Teresa couldn’t track the entire conversation, her English not as good as Juan. But she didn’t need to understand to speak up.

“They still won’t come,” she said, stepping towards the two men. She hated the way her accent fractured the English words coming out of her mouth, how she had to consider each word, each phrase before speaking it aloud. “They know you own this.”
Calvin eyed her, then turned back to Juan. “The lease is coming up,” he told him, “and I would hate to have to pull back on our little venture.”

“Dile, Juan!” Teresa said. “Dile como nadie viene porque tienen miedo de el.”

“They’ll come,” Juan said, answering both of them at the same time. “They just have to hear about the place. Taste Teresa’s cooking.”

“We’ll see.” Adjusting the cap on his head, so the white font was clearly displayed, Calvin walked over to the exit and stopped, hand on the doorknob. “By the way, Teresa,” he asked, “Have you heard from Maria?”

Hearing him use Maria’s name filled Teresa’s ears with a loud drumming sound, the edges of her vision dimming as she stepped through the restaurant’s tables.
“It’s a shame we lost, her,” Calvin said with a head of a shake. “Had no idea she was an illegal. Her paperwork all looked good, but I guess they always do, right?” He paused to pick some a bit of grain from his teeth and continued, “I tell you Juan, you’d be surprised about the quality of the papers. They’ve even fooled my receptionist when they check-in.”

The knife from the table she’d been prepping was in her hand, the blade pressing against her skirt, the cool touch of it seeping past the thin fabric and kissing her skin. The world around her closed, and Teresa found herself in her abuelo’s pig pens, the old man straddling the wall above her, watching a young Teresa move towards the pig and smoking one of his thin, drooping cigarillos. The pig and its smell took up almost the entire enclosure, leaving Teresa with little room to maneuver. It stood blissfully unaware of its approaching death, its eyes staring at her. She heard her grandfather’s instructions, then and now—no pienses, soló hazlo, the grip on her blade tightening, then and now.
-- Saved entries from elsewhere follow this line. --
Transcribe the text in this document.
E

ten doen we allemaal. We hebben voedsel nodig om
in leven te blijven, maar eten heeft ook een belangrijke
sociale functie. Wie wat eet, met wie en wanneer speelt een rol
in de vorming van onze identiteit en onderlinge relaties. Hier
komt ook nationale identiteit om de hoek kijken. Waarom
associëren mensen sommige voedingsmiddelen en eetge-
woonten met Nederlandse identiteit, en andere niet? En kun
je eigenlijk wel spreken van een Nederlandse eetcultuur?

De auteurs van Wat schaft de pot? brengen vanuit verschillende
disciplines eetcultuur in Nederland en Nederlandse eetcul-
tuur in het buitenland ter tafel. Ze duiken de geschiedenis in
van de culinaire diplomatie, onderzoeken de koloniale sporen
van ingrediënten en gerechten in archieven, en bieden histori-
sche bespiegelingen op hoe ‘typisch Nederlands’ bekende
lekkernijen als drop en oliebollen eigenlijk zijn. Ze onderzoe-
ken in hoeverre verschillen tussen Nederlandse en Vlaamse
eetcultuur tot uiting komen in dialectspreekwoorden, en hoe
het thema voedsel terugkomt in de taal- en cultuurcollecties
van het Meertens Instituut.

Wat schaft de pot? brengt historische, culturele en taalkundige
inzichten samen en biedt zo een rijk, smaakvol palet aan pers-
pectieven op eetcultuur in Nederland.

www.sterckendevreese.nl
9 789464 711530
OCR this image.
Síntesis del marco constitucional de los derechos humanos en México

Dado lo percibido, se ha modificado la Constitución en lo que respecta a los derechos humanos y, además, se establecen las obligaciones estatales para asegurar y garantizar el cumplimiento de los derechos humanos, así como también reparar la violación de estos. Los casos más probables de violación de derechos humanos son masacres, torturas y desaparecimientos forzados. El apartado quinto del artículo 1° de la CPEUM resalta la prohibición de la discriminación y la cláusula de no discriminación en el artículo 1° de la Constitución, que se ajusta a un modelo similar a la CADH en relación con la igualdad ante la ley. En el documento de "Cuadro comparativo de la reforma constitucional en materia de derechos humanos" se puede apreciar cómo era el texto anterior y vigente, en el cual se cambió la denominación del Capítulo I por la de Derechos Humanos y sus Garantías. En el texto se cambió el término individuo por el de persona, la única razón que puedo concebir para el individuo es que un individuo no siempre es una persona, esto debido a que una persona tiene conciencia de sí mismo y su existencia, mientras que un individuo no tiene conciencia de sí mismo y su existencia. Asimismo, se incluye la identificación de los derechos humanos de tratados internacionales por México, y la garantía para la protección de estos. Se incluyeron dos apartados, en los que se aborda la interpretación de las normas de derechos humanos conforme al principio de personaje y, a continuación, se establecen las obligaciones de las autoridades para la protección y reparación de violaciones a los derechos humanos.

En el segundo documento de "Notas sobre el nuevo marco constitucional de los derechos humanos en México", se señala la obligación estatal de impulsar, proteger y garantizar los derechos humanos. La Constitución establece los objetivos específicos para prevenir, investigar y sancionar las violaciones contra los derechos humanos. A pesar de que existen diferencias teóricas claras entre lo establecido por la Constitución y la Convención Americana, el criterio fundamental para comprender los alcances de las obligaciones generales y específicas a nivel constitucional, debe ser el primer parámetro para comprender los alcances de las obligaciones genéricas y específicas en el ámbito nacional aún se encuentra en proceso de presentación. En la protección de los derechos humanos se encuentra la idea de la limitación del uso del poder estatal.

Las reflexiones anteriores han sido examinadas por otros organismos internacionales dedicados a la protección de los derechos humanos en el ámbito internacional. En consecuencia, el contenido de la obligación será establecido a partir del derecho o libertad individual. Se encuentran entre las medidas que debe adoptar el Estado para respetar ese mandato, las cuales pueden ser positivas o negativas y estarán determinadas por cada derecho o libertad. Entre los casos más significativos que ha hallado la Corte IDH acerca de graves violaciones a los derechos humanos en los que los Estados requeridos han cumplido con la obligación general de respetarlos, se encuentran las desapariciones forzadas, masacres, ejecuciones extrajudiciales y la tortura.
Her blade skimmed across the pig’s throat, the animal providing so little defense Teresa thought maybe she hadn’t done it right until she felt the warmth of the blood cascading down her entire hand. She remembered looking into the animal’s eyes and watching how they faded and grew smaller.

A low, guttural moan vibrated in Calvin’s throat, his blood spraying unto Teresa’s grease stained apron. He stumbled backwards, a wheezing noise escaping his lips as his back slammed against the door. A trembling right hand pressed against the wound on his throat, blood squeezing through his fat fingers and rolling down his wrist.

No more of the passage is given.